It is noteworthy that all of these properties (enhanced nutrition-sensitivity, steep allometry slopes, and disproportionately large final trait sizes) are characteristic of the most extreme and exaggerated morphological structures in insects (Emlen and Nijhout, 2000) and of the enlarged ornaments and weapons of sexual selection in general (Andersson, 1994; Cotton et al., 2004). It is tempting to speculate that the evolution of extreme sizes in these charismatic traits resulted from something as simple as genetic changes to the sensitivity of their cells to insulin or other nutrition-dependent physiological signals.

One way to begin to test these ideas involves a comparison of insulin sensitivity across the different traits within a species. We predict that traits that have steep and positive allometry slopes should be exquisitely sensitive to insulin signals (e.g., wings, horns). Other traits that are insensitive to nutrition and have shallow allometry slopes should be relatively insensitive to insulin signals (e.g., the genitalia). What we are suggesting is that the degree of phenotypic plasticity or canalization of trait expression could result from disc-specific differences in their sensitivity to circulating insulin signals (Shingleton et al., 2007).

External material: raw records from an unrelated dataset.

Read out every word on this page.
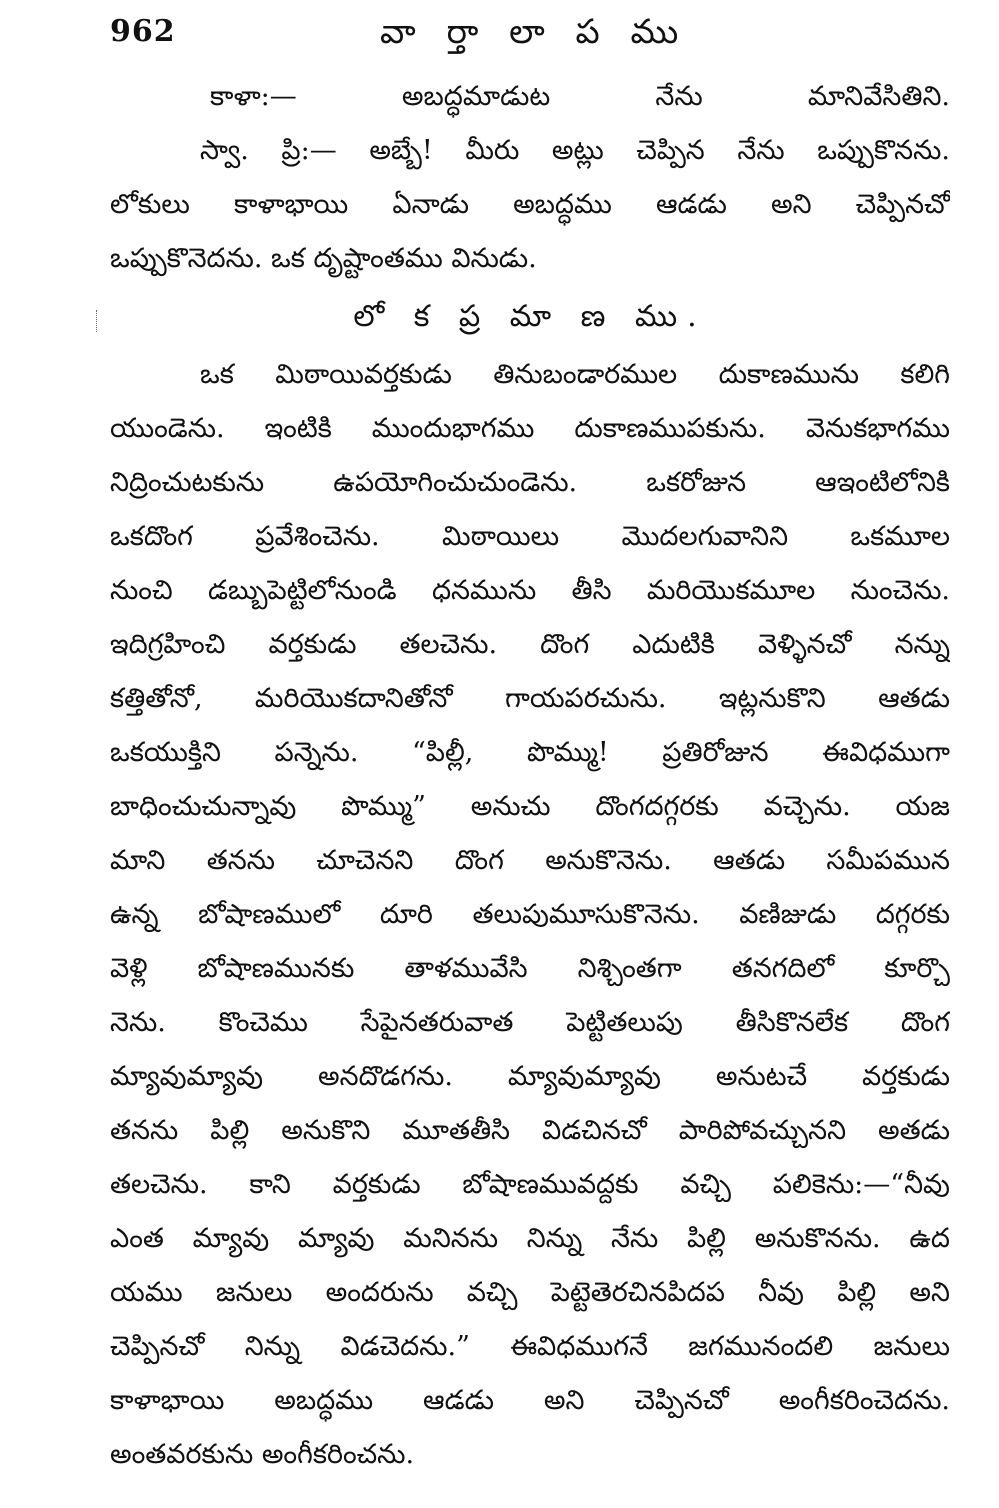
962	వా ర్తా లా ప ము
కాళా:— అబద్ధమాడుట నేను మానివేసితిని.
స్వా. ప్రి:— అబ్బే! మీరు అట్లు చెప్పిన నేను ఒప్పుకొనను.
లోకులు కాళాభాయి ఏనాడు అబద్ధము ఆడడు అని చెప్పినచో
ఒప్పుకొనెదను. ఒక దృష్టాంతము వినుడు.
లో క ప్ర మా ణ ము.
ఒక మిఠాయివర్తకుడు తినుబండారముల దుకాణమును కలిగి
యుండెను. ఇంటికి ముందుభాగము దుకాణముపకును. వెనుకభాగము
నిద్రించుటకును ఉపయోగించుచుండెను. ఒకరోజున ఆఇంటిలోనికి
ఒకదొంగ ప్రవేశించెను. మిఠాయిలు మొదలగువానిని ఒకమూల
నుంచి డబ్బుపెట్టిలోనుండి ధనమును తీసి మరియొకమూల నుంచెను.
ఇదిగ్రహించి వర్తకుడు తలచెను. దొంగ ఎదుటికి వెళ్ళినచో నన్ను
కత్తితోనో, మరియొకదానితోనో గాయపరచును. ఇట్లనుకొని ఆతడు
ఒకయుక్తిని పన్నెను. “పిల్లీ, పొమ్ము! ప్రతిరోజున ఈవిధముగా
బాధించుచున్నావు పొమ్ము” అనుచు దొంగదగ్గరకు వచ్చెను. యజ
మాని తనను చూచెనని దొంగ అనుకొనెను. ఆతడు సమీపమున
ఉన్న బోషాణములో దూరి తలుపుమూసుకొనెను. వణిజుడు దగ్గరకు
వెళ్లి బోషాణమునకు తాళమువేసి నిశ్చింతగా తనగదిలో కూర్చొ
నెను. కొంచెము సేపైనతరువాత పెట్టితలుపు తీసికొనలేక దొంగ
మ్యావుమ్యావు అనదొడగను. మ్యావుమ్యావు అనుటచే వర్తకుడు
తనను పిల్లి అనుకొని మూతతీసి విడచినచో పారిపోవచ్చునని అతడు
తలచెను. కాని వర్తకుడు బోషాణమువద్దకు వచ్చి పలికెను:—“నీవు
ఎంత మ్యావు మ్యావు మనినను నిన్ను నేను పిల్లి అనుకొనను. ఉద
యము జనులు అందరును వచ్చి పెట్టెతెరచినపిదప నీవు పిల్లి అని
చెప్పినచో నిన్ను విడచెదను.” ఈవిధముగనే జగమునందలి జనులు
కాళాభాయి అబద్ధము ఆడడు అని చెప్పినచో అంగీకరించెదను.
అంతవరకును అంగీకరించను.
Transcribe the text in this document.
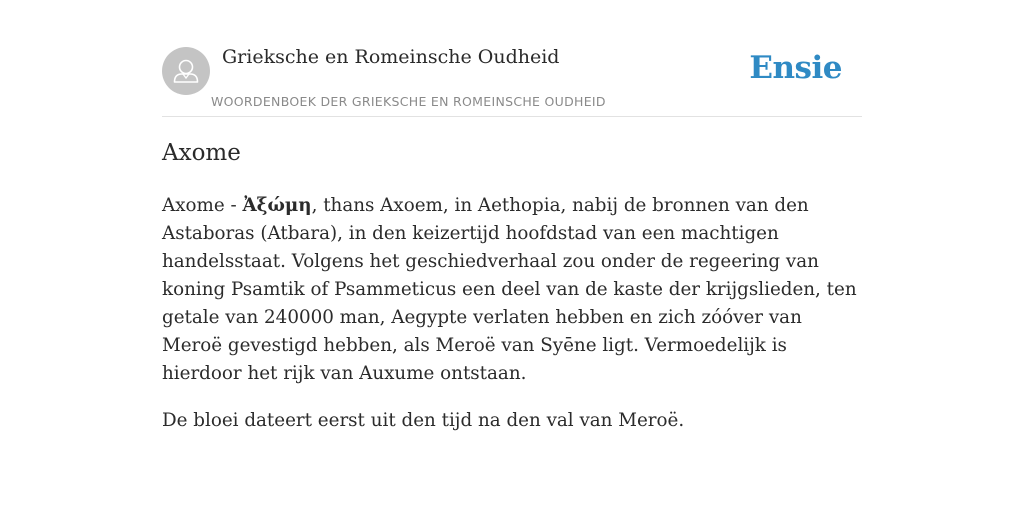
Grieksche en Romeinsche Oudheid
WOORDENBOEK DER GRIEKSCHE EN ROMEINSCHE OUDHEID
Ensie
Axome

Axome - Ἀξώμη, thans Axoem, in Aethopia, nabij de bronnen van den Astaboras (Atbara), in den keizertijd hoofdstad van een machtigen handelsstaat. Volgens het geschiedverhaal zou onder de regeering van koning Psamtik of Psammeticus een deel van de kaste der krijgslieden, ten getale van 240000 man, Aegypte verlaten hebben en zich zóóver van Meroë gevestigd hebben, als Meroë van Syēne ligt. Vermoedelijk is hierdoor het rijk van Auxume ontstaan.

De bloei dateert eerst uit den tijd na den val van Meroë.
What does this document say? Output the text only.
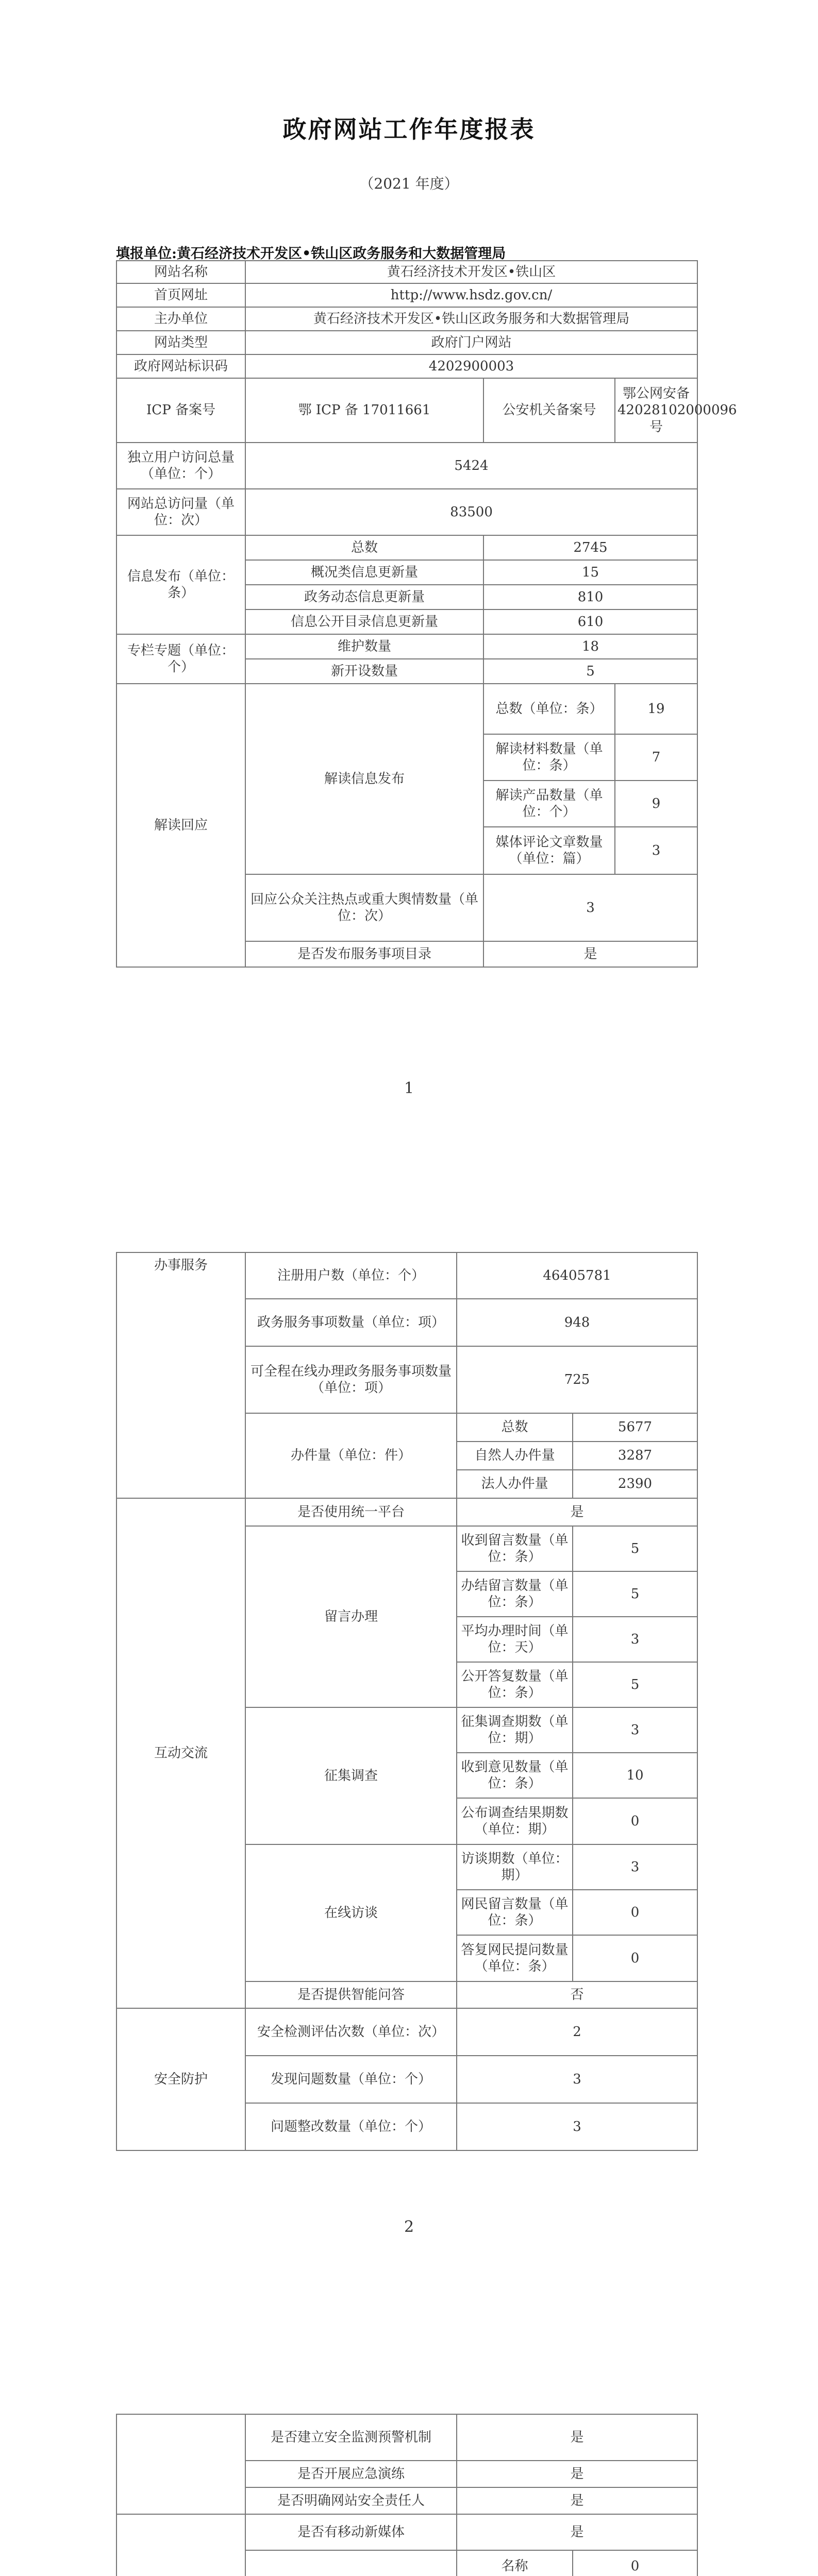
政府网站工作年度报表
（2021 年度）
填报单位:黄石经济技术开发区•铁山区政务服务和大数据管理局
网站名称	黄石经济技术开发区•铁山区		
首页网址	http://www.hsdz.gov.cn/		
主办单位	黄石经济技术开发区•铁山区政务服务和大数据管理局		
网站类型	政府门户网站		
政府网站标识码	4202900003		
ICP 备案号	鄂 ICP 备 17011661	公安机关备案号	鄂公网安备 42028102000096 号
独立用户访问总量（单位：个）	5424		
网站总访问量（单位：次）	83500		
信息发布（单位：条）	总数	2745	
	概况类信息更新量	15	
	政务动态信息更新量	810	
	信息公开目录信息更新量	610	
专栏专题（单位：个）	维护数量	18	
	新开设数量	5	
解读回应	解读信息发布	总数（单位：条）	19
		解读材料数量（单位：条）	7
		解读产品数量（单位：个）	9
		媒体评论文章数量（单位：篇）	3
	回应公众关注热点或重大舆情数量（单位：次）	3	
	是否发布服务事项目录	是	
1
办事服务	注册用户数（单位：个）	46405781	
	政务服务事项数量（单位：项）	948	
	可全程在线办理政务服务事项数量（单位：项）	725	
	办件量（单位：件）	总数	5677
		自然人办件量	3287
		法人办件量	2390
互动交流	是否使用统一平台	是	
	留言办理	收到留言数量（单位：条）	5
		办结留言数量（单位：条）	5
		平均办理时间（单位：天）	3
		公开答复数量（单位：条）	5
	征集调查	征集调查期数（单位：期）	3
		收到意见数量（单位：条）	10
		公布调查结果期数（单位：期）	0
	在线访谈	访谈期数（单位：期）	3
		网民留言数量（单位：条）	0
		答复网民提问数量（单位：条）	0
	是否提供智能问答	否	
安全防护	安全检测评估次数（单位：次）	2	
	发现问题数量（单位：个）	3	
	问题整改数量（单位：个）	3	
2
	是否建立安全监测预警机制	是	
	是否开展应急演练	是	
	是否明确网站安全责任人	是	
	是否有移动新媒体	是	
	名称	0
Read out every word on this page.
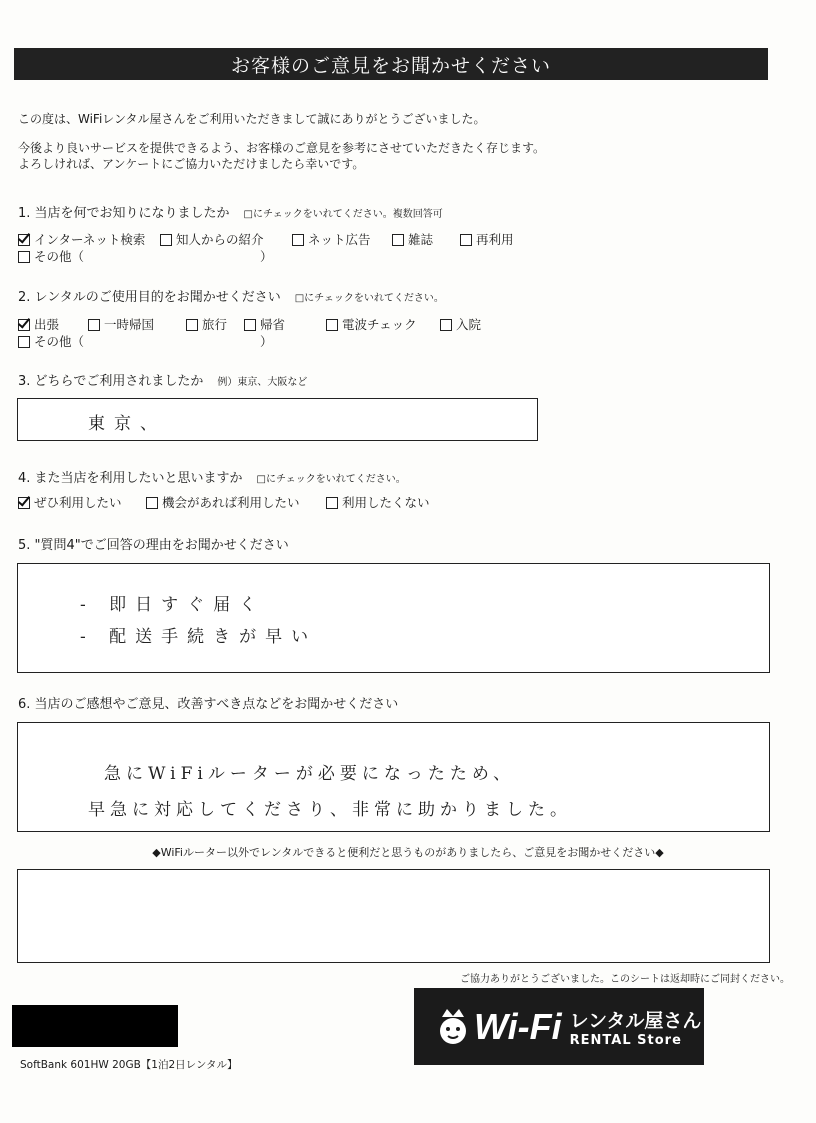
お客様のご意見をお聞かせください
この度は、WiFiレンタル屋さんをご利用いただきまして誠にありがとうございました。
今後より良いサービスを提供できるよう、お客様のご意見を参考にさせていただきたく存じます。
よろしければ、アンケートにご協力いただけましたら幸いです。
1. 当店を何でお知りになりましたか □にチェックをいれてください。複数回答可
インターネット検索 知人からの紹介	ネット広告	雑誌	再利用
その他（	）
2. レンタルのご使用目的をお聞かせください □にチェックをいれてください。
出張	一時帰国	旅行	帰省	電波チェック	入院
その他（	）
3. どちらでご利用されましたか 例）東京、大阪など
東京、
4. また当店を利用したいと思いますか □にチェックをいれてください。
ぜひ利用したい	機会があれば利用したい	利用したくない
5. "質問4"でご回答の理由をお聞かせください
- 即日すぐ届く
- 配送手続きが早い
6. 当店のご感想やご意見、改善すべき点などをお聞かせください
急にWiFiルーターが必要になったため、
早急に対応してくださり、非常に助かりました。
◆WiFiルーター以外でレンタルできると便利だと思うものがありましたら、ご意見をお聞かせください◆
ご協力ありがとうございました。このシートは返却時にご同封ください。
SoftBank 601HW 20GB【1泊2日レンタル】
Wi-Fi レンタル屋さん
RENTAL Store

In Drosophila trait differences in nutrition-dependent plasticity and allometry result at least in part from disc-specific differences in their responsiveness to insulin signals. Recent experiments by Shingleton et al. (2005) showed that traits like wings were sensitive to both insulin and to perturbations to the InR, whereas the genitalia were not. Growth of the genitalia was almost entirely unaffected by perturbations to the InR. This important study confirmed that activity of the InR pathway does affect trait allometry. Results from several other studies where genetic perturbations to elements of this pathway were examined show this as well (e.g., Goberdhan and Wilson, 2002; Mirth et al., 2005).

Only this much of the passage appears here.